O debate, que durou quatro horas, foi divido em duas mesas. A primeira tratou de uma análise da política econômica nas últimas décadas nos setores de comércio, indústria e inovação. Foram reunidos e apresentados dados pelos palestrantes que dão a dimensão da participação do Brasil no desenvolvimento industrial mundial.

Na segunda mesa, os participantes levantaram e discutiram pontos sobre a evolução da indústria em si, os próximos passos até o país conseguir alcançar a 4ª Revolução Industrial, como outros países reagem a essas mudanças e quais são as prioridades e posicionamentos recomendados.

A ideia de toda a discussão gira em torno da construção de uma agenda de convergência, com o intuito de retomar o desenvolvimento do setor industrial no Brasil. Neste momento de crise, estão combinados aspectos políticos e econômicos, como aponta o proponente do seminário.

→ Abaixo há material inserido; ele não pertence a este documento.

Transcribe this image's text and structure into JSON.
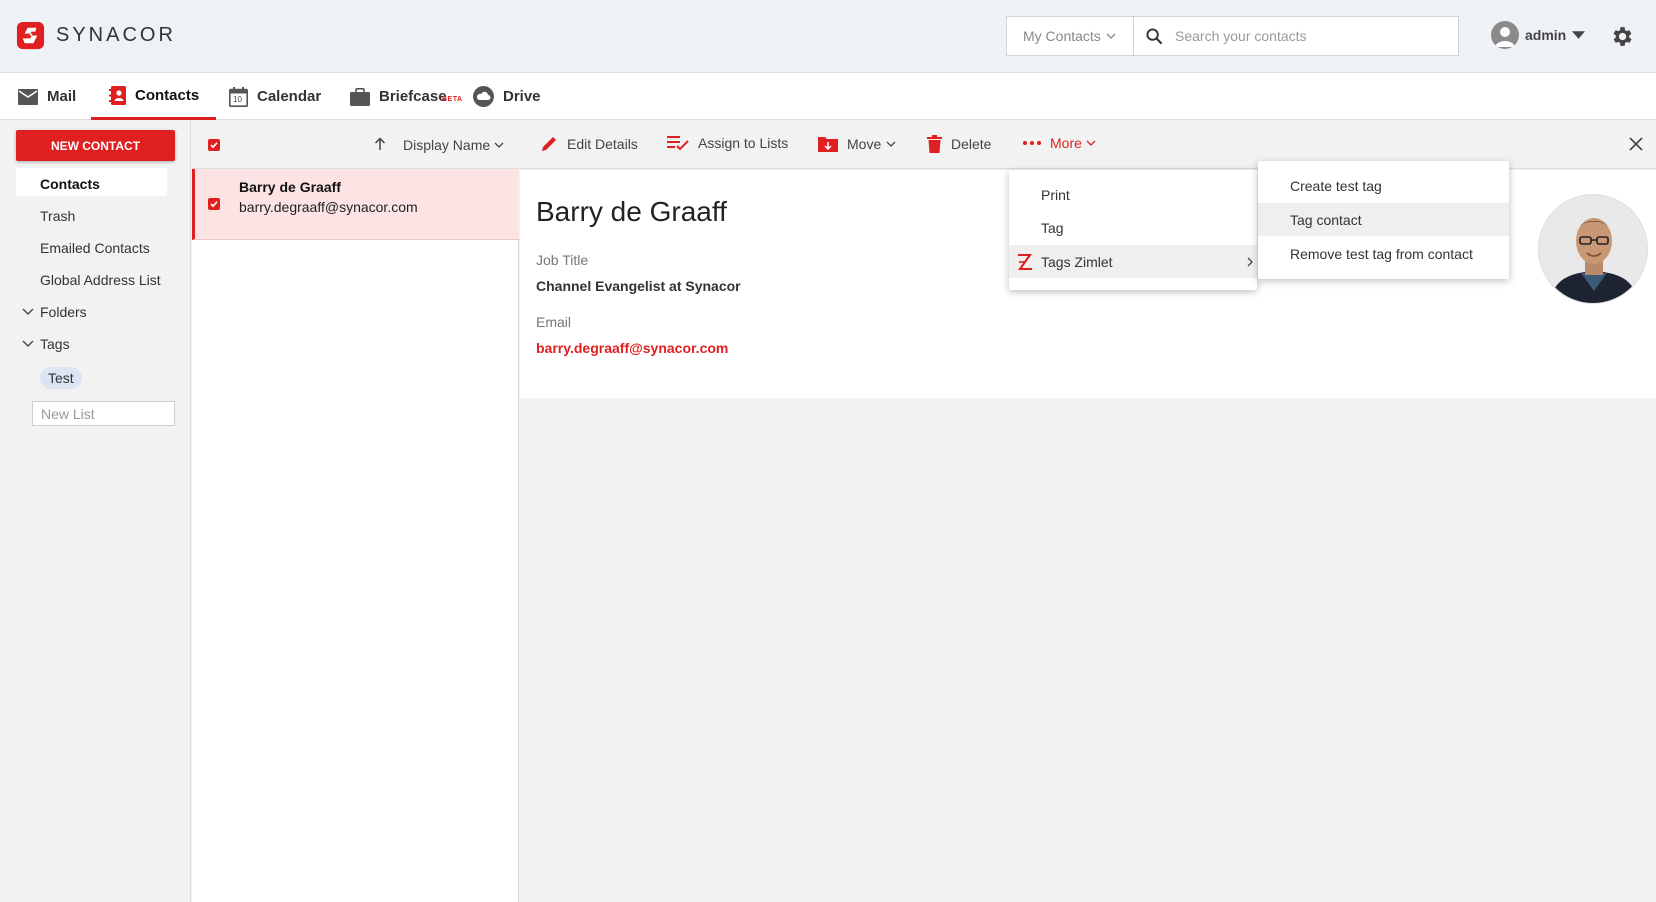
{
  "brand": {
    "name": "SYNACOR",
    "color": "#e02020"
  },
  "search": {
    "scope": "My Contacts",
    "placeholder": "Search your contacts"
  },
  "user": {
    "name": "admin"
  },
  "nav": {
    "mail": "Mail",
    "contacts": "Contacts",
    "calendar": "Calendar",
    "calendar_day": "10",
    "briefcase": "Briefcase",
    "briefcase_badge": "BETA",
    "drive": "Drive"
  },
  "sidebar": {
    "new_contact": "NEW CONTACT",
    "items": [
      "Contacts",
      "Trash",
      "Emailed Contacts",
      "Global Address List"
    ],
    "folders": "Folders",
    "tags": "Tags",
    "tag_items": [
      "Test"
    ],
    "new_list_placeholder": "New List"
  },
  "list": {
    "sort_label": "Display Name",
    "contacts": [
      {
        "name": "Barry de Graaff",
        "email": "barry.degraaff@synacor.com",
        "selected": true
      }
    ]
  },
  "toolbar": {
    "edit": "Edit Details",
    "assign": "Assign to Lists",
    "move": "Move",
    "delete": "Delete",
    "more": "More"
  },
  "detail": {
    "name": "Barry de Graaff",
    "job_title_label": "Job Title",
    "job_title": "Channel Evangelist at Synacor",
    "email_label": "Email",
    "email": "barry.degraaff@synacor.com"
  },
  "more_menu": {
    "items": [
      "Print",
      "Tag",
      "Tags Zimlet"
    ]
  },
  "sub_menu": {
    "items": [
      "Create test tag",
      "Tag contact",
      "Remove test tag from contact"
    ]
  }
}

“É evidente que essa tensão toda se reflete no Parlamento, mas precisamos evoluir desse processo de semiestagnação da indústria no qual estamos enquadrados. Não há nação desenvolvida sem indústria. As ideias e iniciativas propostas aqui serão elencadas em um relatório e apresentadas em outros espaços da Casa. É preciso propor uma agenda para pautar o Legislativo”, defendeu Orlando.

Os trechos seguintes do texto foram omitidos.